I definitely sympathize with the fact it requires a much more in-depth investigative approach, involving food inspectors visiting individual restaurants and wholesalers, to determine a Salmonella source if the suspected culprit food, like jalapeño peppers, is only a risk food if it originates in Mexico, while not a risk food if it is grown in the U.S.

— Peter Vaernet, RN
Child Care Health Consultant
Maternal and Child Health Section
San Francisco Department of Public Health


RN's 'Broken Heart' is Healing

I found your article on the broken-heart syndrome ("Wrap Your Mind Around Octopus Syndrome," July 14) interesting. I have been a nurse for the last 25 years, and a cardiac nurse for at least half that time. Over the past Independence Day holiday, I developed severe chest pains and transient ischemic attack symptoms. I had several neurological and cardiac tests. All the neuro tests were normal. My ECHO was abnormal, and my cardiologist diagnosed me with broken-heart syndrome. Since then, my ejection fraction has increased from 30% to 50% with medication and bedrest. My doctor is expecting a full recovery. Your article was precise in describing the syndrome's symptoms. Thank you for informing other nurses of this condtion.

— Dawn Gagliano, RN
New Lenox, IL


The Value of Admission Nurses

Thank you for an eye-opening article about admission nurses "Rapid Turnover," in the Aug. 11 issue. I have been one of two admission nurses at Methodist Charlton Medical Center in Dallas since 2003. I love my job. It gives me the one-on-one experience the article described, and I'm able to teach. Many of our patients have serious knowledge deficits, and my position allows me the extra time that the unit nurses don't have to explain to patients' their disease process and the need for them to follow their treatment plans.
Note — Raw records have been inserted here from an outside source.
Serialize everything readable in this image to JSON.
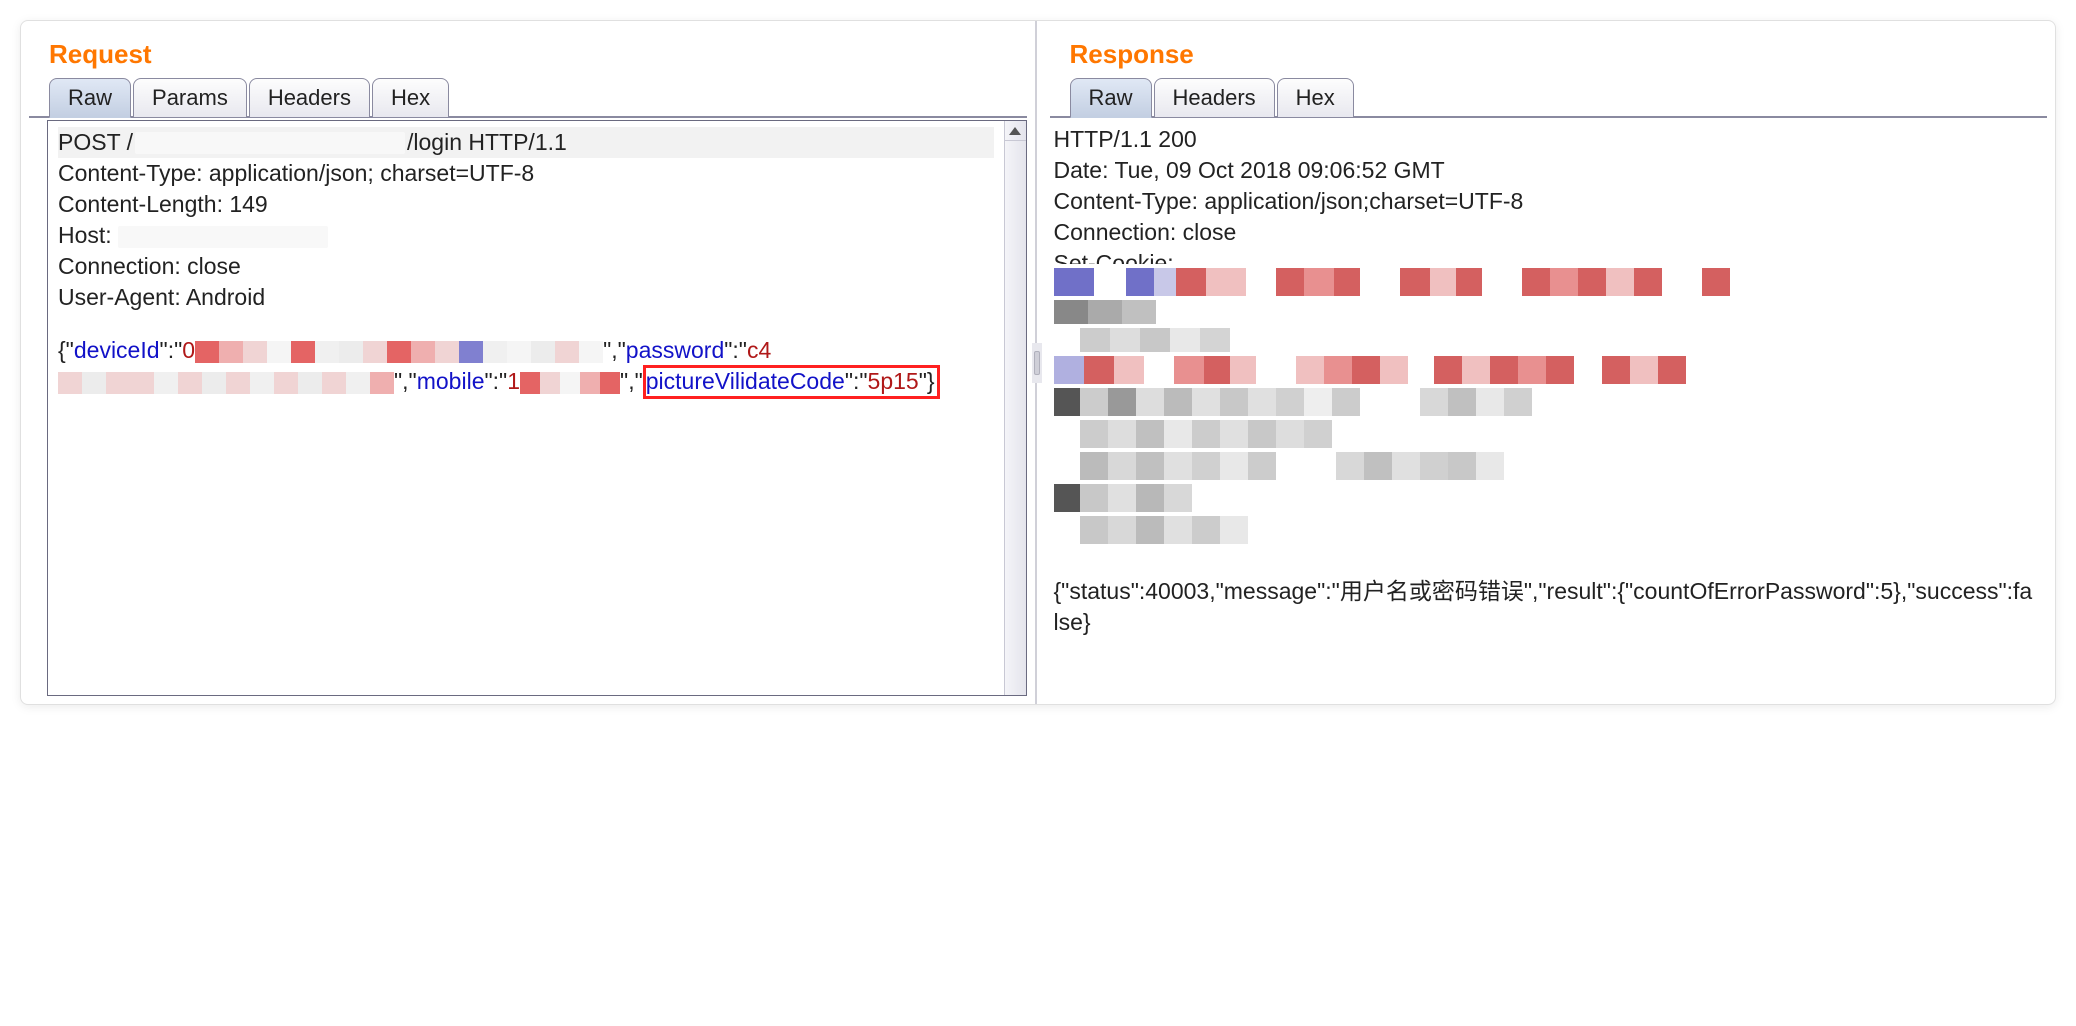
{
  "request": {
    "title": "Request",
    "tabs": [
      "Raw",
      "Params",
      "Headers",
      "Hex"
    ],
    "activeTab": 0,
    "firstline_pre": "POST /",
    "firstline_post": "/login HTTP/1.1",
    "headers": [
      "Content-Type: application/json; charset=UTF-8",
      "Content-Length: 149",
      "Host: ",
      "Connection: close",
      "User-Agent: Android"
    ],
    "body": {
      "open": "{\"",
      "k1": "deviceId",
      "mid1": "\":\"",
      "v1_prefix": "0",
      "mid2": "\",\"",
      "k2": "password",
      "mid3": "\":\"",
      "v2_prefix": "c4",
      "mid4": "\",\"",
      "k3": "mobile",
      "mid5": "\":\"",
      "v3_prefix": "1",
      "mid6": "\",\"",
      "k4": "pictureVilidateCode",
      "mid7": "\":\"",
      "v4": "5p15",
      "close": "\"}"
    }
  },
  "response": {
    "title": "Response",
    "tabs": [
      "Raw",
      "Headers",
      "Hex"
    ],
    "activeTab": 0,
    "headers": [
      "HTTP/1.1 200",
      "Date: Tue, 09 Oct 2018 09:06:52 GMT",
      "Content-Type: application/json;charset=UTF-8",
      "Connection: close",
      "Set-Cookie:"
    ],
    "body": "{\"status\":40003,\"message\":\"用户名或密码错误\",\"result\":{\"countOfErrorPassword\":5},\"success\":false}"
  }
}
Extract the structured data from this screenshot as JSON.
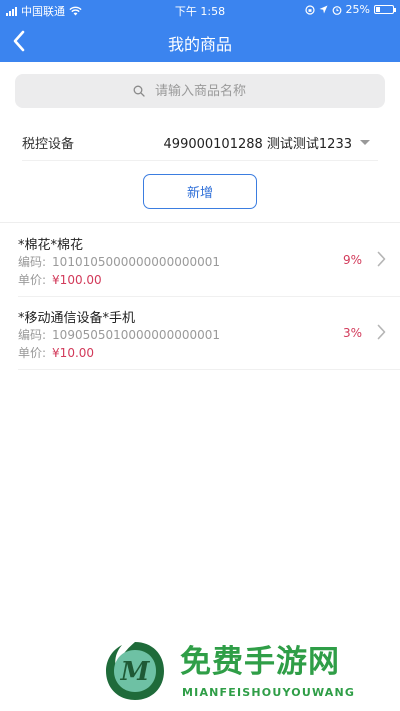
{
  "status_bar": {
    "carrier": "中国联通",
    "time": "下午 1:58",
    "battery_text": "25%",
    "battery_level": 0.25
  },
  "header": {
    "title": "我的商品"
  },
  "search": {
    "placeholder": "请输入商品名称",
    "value": ""
  },
  "device": {
    "label": "税控设备",
    "selected": "499000101288 测试测试1233"
  },
  "actions": {
    "add_label": "新增"
  },
  "products": [
    {
      "name": "*棉花*棉花",
      "code_label": "编码:",
      "code": "1010105000000000000001",
      "price_label": "单价:",
      "price": "¥100.00",
      "tax_rate": "9%"
    },
    {
      "name": "*移动通信设备*手机",
      "code_label": "编码:",
      "code": "1090505010000000000001",
      "price_label": "单价:",
      "price": "¥10.00",
      "tax_rate": "3%"
    }
  ],
  "watermark": {
    "title": "免费手游网",
    "subtitle": "MIANFEISHOUYOUWANG",
    "logo_letter": "M"
  },
  "colors": {
    "primary": "#3b84ef",
    "price": "#d23a5a",
    "watermark": "#2f9e47"
  }
}
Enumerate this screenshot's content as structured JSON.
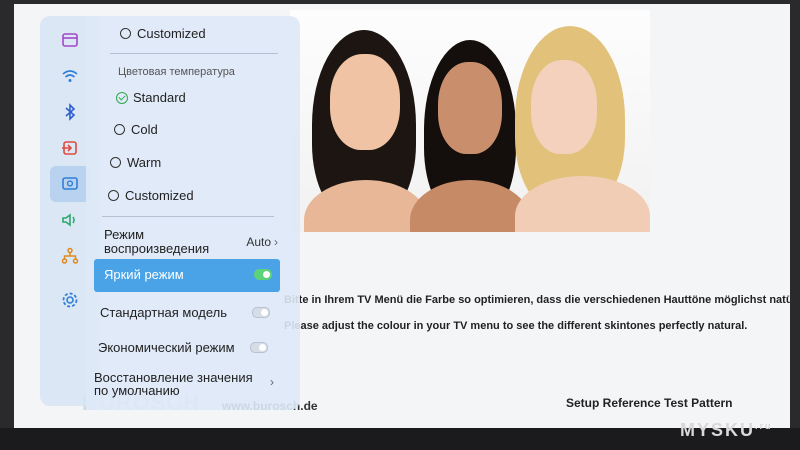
{
  "panel": {
    "top_option": "Customized",
    "section_title": "Цветовая температура",
    "temperature_options": [
      {
        "label": "Standard",
        "selected": true
      },
      {
        "label": "Cold",
        "selected": false
      },
      {
        "label": "Warm",
        "selected": false
      },
      {
        "label": "Customized",
        "selected": false
      }
    ],
    "playback": {
      "label_line1": "Режим",
      "label_line2": "воспроизведения",
      "value": "Auto"
    },
    "toggles": [
      {
        "label": "Яркий режим",
        "on": true,
        "highlighted": true
      },
      {
        "label": "Стандартная модель",
        "on": false
      },
      {
        "label": "Экономический режим",
        "on": false
      }
    ],
    "restore": {
      "line1": "Восстановление значения",
      "line2": "по умолчанию"
    }
  },
  "rail_icons": [
    "input-icon",
    "wifi-icon",
    "bluetooth-icon",
    "source-icon",
    "picture-icon",
    "sound-icon",
    "network-icon",
    "settings-gear-icon"
  ],
  "test_pattern": {
    "line_de": "Bitte in Ihrem TV Menü die Farbe so optimieren, dass die verschiedenen Hauttöne möglichst natürlich dargestellt werden.",
    "line_en": "Please adjust the colour in your TV menu to see the different skintones perfectly natural.",
    "site": "www.burosch.de",
    "setup": "Setup Reference Test Pattern",
    "logo": "BUROSCH"
  },
  "watermark": {
    "text": "MYSKU",
    "suffix": ".ru"
  },
  "colors": {
    "accent": "#4aa3e6",
    "toggle_on": "#5cd27a",
    "check": "#2ea84f"
  }
}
I am able to gather information about patients that unit nurses might miss because of lack of time for detailed history taking, We also measure wounds and do the paperwork for the staff. I believe physicians as well as staff nurses appreciate us. We are able to alert them to underlying factors affecting patients in a timely manner, which in turn might affect patients' care.

— Lois Cirrincione, RN
Dallas


Put the Patient First

Thank you for your editorial about multi-generations in the workplace. I am a baby boomer, but sometimes I slip into the mature category in my philosophies. I teach nurses of all generations. I have included in my teaching that nurses should not wear thongs, have pierced tongues, or big tattoos that can seen by all. I am not judgmental, but I am trying to get student nurses to think beyond their own interests. I always focus my care based on the patient's perception of what is going on. We are not here for ourselves, we are here for the patients. I do not believe that nurses are martyrs and must put all of their own interests on hold for the sake of the patient, but I think we have to be reasonably modest in our approach to the patient. I find that a patient's impression of their healthcare worker also impacts their ability to have confidence in and develop a trusting rapport in that nurse as well as buy into his or her instructions.

— Judy Marshall, RN
Cary, Ill.


Freestanding Surgery Centers No Cake Walk

(In reference to the Sept. 8 cover story "Journey to Jobs: Promising Paths for Nurses," it is true most freestanding surgery centers are closed on weekends and holidays and most do not require call or shift work. While those factors might make it easier work for mature OR nurses, there are a few other factors to consider. Many freestanding surgery centers are at least in part corporate- and/or physician-owned and therefore profit-oriented. High volume and rapid turnover of cases are part of that culture. Also, most of these centers do not waste their profit on ancillary staff, so OR nurses also clean and restock the OR; process instruments; and transport, lift, and position patients for surgery.

Because staffing levels are kept at a minimum, OR nurses are frequently asked to stay late to complete cases that were added on to the schedule or exceeded their posted time. There are pros and cons to all nursing positions and those may change depending on the career stage for each nurse. But free-standing surgery centers may not be easier than hospital surgery departments.